A few weeks later, thanks to an organ donor, the transplant took place on December 4. In a 10-hour operation, Dr. Vaidya and team performed Cleveland Clinic’s sixth intestinal transplant of 2020.
‘It’s a rare type of transplant, but it went very well,” says Dr. Vaidya. “His recovery has been quite remarkable,” thanks in part to the use of steroid-free immunosuppression medications to help prevent the body from rejecting the donated intestines. “I have no reservations about Caleb’s future.”

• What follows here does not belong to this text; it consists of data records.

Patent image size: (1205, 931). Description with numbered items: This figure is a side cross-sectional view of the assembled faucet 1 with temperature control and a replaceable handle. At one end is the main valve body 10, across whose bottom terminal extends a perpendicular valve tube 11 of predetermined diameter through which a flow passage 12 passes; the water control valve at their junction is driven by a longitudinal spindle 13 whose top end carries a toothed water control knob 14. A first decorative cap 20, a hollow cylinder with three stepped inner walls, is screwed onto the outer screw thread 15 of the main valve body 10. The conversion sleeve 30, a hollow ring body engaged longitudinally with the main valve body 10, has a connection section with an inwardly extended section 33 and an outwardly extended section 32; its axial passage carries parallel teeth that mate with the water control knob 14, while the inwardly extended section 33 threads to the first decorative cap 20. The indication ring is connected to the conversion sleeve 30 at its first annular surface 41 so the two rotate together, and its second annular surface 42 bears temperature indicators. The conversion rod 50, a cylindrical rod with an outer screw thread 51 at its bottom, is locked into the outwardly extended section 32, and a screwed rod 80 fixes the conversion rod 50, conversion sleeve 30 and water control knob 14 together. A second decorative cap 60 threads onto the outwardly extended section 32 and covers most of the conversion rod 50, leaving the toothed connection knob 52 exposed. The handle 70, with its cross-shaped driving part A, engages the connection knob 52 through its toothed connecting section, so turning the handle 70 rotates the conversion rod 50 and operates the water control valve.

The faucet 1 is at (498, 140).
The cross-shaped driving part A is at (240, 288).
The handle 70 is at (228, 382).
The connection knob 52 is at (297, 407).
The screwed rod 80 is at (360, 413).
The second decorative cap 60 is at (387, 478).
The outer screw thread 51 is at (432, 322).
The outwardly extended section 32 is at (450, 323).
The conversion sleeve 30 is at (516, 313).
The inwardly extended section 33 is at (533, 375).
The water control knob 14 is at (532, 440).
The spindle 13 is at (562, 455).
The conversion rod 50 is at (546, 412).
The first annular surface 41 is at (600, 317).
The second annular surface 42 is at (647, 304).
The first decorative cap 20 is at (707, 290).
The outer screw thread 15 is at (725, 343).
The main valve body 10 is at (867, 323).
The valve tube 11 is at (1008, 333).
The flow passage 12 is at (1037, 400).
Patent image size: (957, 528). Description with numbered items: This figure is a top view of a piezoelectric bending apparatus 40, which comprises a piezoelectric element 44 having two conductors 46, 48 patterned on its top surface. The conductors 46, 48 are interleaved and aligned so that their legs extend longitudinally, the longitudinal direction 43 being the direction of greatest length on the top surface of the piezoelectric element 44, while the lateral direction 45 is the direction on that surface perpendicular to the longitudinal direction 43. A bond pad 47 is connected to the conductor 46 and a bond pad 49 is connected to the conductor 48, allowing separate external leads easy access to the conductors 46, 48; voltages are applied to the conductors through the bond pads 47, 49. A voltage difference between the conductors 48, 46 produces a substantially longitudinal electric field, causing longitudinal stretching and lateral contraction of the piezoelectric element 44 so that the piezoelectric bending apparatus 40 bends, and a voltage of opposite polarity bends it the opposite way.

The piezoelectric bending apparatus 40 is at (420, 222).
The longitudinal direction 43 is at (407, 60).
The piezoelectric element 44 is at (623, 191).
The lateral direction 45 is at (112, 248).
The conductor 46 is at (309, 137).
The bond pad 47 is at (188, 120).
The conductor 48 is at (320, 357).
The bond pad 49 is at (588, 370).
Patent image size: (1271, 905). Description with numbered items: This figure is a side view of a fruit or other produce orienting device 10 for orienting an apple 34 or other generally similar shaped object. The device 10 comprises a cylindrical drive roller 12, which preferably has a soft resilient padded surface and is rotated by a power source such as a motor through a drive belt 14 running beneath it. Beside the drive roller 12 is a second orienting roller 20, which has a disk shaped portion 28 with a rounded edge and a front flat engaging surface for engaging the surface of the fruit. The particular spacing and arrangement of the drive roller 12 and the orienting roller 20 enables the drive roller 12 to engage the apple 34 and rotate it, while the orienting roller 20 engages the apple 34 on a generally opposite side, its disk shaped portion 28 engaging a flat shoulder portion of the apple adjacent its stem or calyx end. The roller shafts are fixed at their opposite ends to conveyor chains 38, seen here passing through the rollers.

Following a scheduled follow-up operation in March, life has pretty much returned to normal for the family. Caleb is back to work full-time, and is coaching Bryar’s baseball team. "I'm running and throwing him the ball. It's just awesome to be able to actually be able to do that again,” says Caleb.
Caleb is back to his normal life, coaching his son's baseball team. (Courtesy: Madeline Brooks)
Madeline is grateful that the family can all eat together again, and she and Caleb are appreciative of the love and support they received from friends and family – old and new – in Alabama and Ohio.
“I have such gratitude for all the people that have supported me, and to God for putting them in our life,” says Caleb. “It’s incredible.”